過去に私が経験したプロジェクトでは、オペレーターごとの作業スキルが全体の能率に大きく影響する工程をモデル化する必要がありました。私は「各オペレーターの能率や習熟度を示すデータを用意していただきたい」と要望を出したのですが、顧客はそうしたデータを保有していませんでした。そこで私は将来的にオペレータースキルをインプットデータとして扱えるように、能率の平均値に対し習熟度を重みとして設定できるデータレイアウトや定式を用意しておき、PoC期間中はベテランの能率の実測値を使って検証しました。この方法なら、運用が進んでスキルデータが蓄積された段階で、より正確に個別の能力差を考慮した最適化が可能になります。

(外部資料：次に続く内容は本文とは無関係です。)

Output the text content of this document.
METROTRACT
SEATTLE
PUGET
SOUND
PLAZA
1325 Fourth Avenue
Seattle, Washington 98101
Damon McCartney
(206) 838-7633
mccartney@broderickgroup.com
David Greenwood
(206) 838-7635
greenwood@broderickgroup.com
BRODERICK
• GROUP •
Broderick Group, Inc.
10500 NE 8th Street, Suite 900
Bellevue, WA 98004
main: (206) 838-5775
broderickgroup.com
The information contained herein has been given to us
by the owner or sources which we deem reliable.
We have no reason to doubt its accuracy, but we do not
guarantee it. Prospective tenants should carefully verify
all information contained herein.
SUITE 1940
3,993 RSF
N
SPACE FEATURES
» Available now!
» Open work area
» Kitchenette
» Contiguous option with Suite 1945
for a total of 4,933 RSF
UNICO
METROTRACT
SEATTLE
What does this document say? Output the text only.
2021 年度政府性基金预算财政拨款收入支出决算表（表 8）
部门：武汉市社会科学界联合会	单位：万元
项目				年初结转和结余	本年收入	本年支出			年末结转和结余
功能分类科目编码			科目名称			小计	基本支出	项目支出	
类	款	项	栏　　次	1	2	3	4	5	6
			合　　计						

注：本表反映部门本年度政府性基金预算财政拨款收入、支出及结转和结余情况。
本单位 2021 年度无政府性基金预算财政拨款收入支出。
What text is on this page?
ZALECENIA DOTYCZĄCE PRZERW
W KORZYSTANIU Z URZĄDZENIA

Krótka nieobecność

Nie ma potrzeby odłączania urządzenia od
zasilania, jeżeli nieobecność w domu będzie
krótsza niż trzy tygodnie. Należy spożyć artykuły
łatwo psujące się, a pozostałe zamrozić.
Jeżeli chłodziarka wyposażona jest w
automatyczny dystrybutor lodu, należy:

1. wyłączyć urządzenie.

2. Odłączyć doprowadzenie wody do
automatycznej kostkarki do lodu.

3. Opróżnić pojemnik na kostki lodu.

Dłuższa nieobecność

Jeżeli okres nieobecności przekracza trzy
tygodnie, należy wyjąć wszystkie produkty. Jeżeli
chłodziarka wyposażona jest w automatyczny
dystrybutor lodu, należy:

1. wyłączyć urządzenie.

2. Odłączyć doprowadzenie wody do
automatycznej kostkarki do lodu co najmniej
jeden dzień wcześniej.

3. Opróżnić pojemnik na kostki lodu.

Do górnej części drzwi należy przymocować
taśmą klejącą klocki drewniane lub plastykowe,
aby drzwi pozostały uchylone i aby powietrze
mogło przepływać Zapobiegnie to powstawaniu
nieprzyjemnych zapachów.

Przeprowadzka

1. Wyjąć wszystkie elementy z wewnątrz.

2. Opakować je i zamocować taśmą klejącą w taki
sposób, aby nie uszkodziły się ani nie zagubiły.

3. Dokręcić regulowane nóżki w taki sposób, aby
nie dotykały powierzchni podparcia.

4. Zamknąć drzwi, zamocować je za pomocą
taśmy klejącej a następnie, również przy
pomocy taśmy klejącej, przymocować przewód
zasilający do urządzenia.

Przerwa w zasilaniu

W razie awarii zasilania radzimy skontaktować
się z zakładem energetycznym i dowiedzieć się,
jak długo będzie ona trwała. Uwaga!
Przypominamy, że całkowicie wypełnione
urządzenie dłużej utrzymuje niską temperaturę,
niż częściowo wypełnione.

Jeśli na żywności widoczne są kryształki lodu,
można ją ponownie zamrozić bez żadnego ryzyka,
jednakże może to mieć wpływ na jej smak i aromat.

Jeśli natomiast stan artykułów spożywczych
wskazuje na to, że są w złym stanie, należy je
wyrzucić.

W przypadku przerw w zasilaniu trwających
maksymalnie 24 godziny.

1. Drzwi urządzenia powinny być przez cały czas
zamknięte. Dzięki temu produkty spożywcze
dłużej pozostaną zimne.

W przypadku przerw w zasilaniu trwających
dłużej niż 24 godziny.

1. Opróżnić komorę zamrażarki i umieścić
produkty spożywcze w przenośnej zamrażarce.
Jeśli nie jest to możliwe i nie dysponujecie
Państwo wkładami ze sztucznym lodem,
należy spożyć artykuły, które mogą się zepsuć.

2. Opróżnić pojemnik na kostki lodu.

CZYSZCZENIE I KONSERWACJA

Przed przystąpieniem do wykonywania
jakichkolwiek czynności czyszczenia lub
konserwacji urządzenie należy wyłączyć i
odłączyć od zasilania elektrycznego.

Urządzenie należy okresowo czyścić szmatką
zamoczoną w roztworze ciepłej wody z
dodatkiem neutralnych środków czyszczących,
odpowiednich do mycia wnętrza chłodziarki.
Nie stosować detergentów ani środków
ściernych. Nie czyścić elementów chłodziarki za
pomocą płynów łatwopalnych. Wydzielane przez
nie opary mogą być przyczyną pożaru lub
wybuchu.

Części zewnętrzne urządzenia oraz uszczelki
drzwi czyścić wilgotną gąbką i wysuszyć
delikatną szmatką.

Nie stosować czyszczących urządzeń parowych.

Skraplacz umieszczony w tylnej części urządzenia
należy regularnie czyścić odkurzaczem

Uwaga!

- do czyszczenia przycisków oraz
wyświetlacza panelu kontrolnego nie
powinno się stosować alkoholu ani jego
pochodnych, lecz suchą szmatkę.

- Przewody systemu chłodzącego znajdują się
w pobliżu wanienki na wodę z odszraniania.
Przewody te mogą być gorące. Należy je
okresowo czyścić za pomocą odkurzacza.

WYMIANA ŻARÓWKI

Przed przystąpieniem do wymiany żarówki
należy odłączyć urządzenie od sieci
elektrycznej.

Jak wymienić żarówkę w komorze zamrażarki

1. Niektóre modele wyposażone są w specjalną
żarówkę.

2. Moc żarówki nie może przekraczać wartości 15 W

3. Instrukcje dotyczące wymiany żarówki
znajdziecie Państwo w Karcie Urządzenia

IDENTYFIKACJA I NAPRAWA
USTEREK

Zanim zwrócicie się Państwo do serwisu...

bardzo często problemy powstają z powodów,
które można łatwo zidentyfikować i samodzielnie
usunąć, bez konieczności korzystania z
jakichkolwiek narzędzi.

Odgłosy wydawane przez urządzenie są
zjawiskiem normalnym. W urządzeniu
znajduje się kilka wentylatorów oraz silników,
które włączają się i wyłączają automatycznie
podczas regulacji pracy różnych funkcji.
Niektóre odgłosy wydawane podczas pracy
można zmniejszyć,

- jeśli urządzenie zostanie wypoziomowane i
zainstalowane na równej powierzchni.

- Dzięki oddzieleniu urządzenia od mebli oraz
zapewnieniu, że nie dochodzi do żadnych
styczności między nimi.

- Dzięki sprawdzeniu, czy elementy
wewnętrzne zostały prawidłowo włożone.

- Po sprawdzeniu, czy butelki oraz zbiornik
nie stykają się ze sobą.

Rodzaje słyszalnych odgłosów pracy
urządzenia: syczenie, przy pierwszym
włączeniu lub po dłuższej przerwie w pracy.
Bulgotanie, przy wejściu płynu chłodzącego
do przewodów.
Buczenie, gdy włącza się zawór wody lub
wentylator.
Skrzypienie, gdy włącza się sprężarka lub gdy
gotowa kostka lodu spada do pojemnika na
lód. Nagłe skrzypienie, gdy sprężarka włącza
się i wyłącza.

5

現状に思考をとらわれず、常に一歩先んじた設計を行うことが重要です。
一方で、モデルを必要以上に緻密に作り込むのは考えものです。モデルが精緻であればあるほど検証に膨大な時間と手間を要し、計算に時間がかかる割に運用の柔軟性が低いモデルができてしまいます。将来の拡張性やリアリティーも重要ですが、業務上有効かつ意味があるモデルの抽象度を検証の中で見いだしていきましょう。
すべてをモデルの中で表現せず、最適化実行の前後のデータ処理で実現できる内容はモデルの外に出すことを積極的に検討すべきです。これにより、最適化モデルの計算負荷が下がり、より短い時間でより精度の高い解を得られるようになります。
また、「人間も含めたシステム」という意識を持つことが、プロジェクトの成否を大きく左右します。モデル外の運用面で手直しできることがあれば、そこに手を加えるほうがはるかに効率的という場面も少なくないからです。ですので、人間が「最初の一手」や「最後の一手」を加えやすいUIを検討するなど、モデルの精度だけでなくビジネス全体を俯瞰し、幅広い解決策を模索する視座を持ちたいものです。
今回は最適化の社会実装の流れのうち、アウトプットイメージ策定とPoC計画策定の進め方と意識すべきポイントについて解説しました。
PoCは、アセスメントで定義した最適化モデルを試しながら学習・検証を進める段階です。モデルを個別の業務プロセスレベルに分割し、実装の優先度を設定し最も効果のある「幹」のモデルを作成。仮データや近似値を使いつつ、業務上有効なモデルの精緻化でアジリティを確保し、「人間が動かすシステム」という視点で、現場オペレーターを巻き込みながらUI/UXを含めたビジネスのあるべき姿を描きましょう。
こうしたアプローチを採ることで、PoCの成果がただの一時的な実験に終わらず、本番システム開発や全社展開への橋渡しとして機能します。次のシステム開発フェーズでは、PoCで得た知見をもとにデータ連係やユーザーインターフェースを整備し、全体最適を実現するスケールアップをめざしていくことができるでしょう。
ここまでお読みいただきありがとうございました。またお会いしましょう。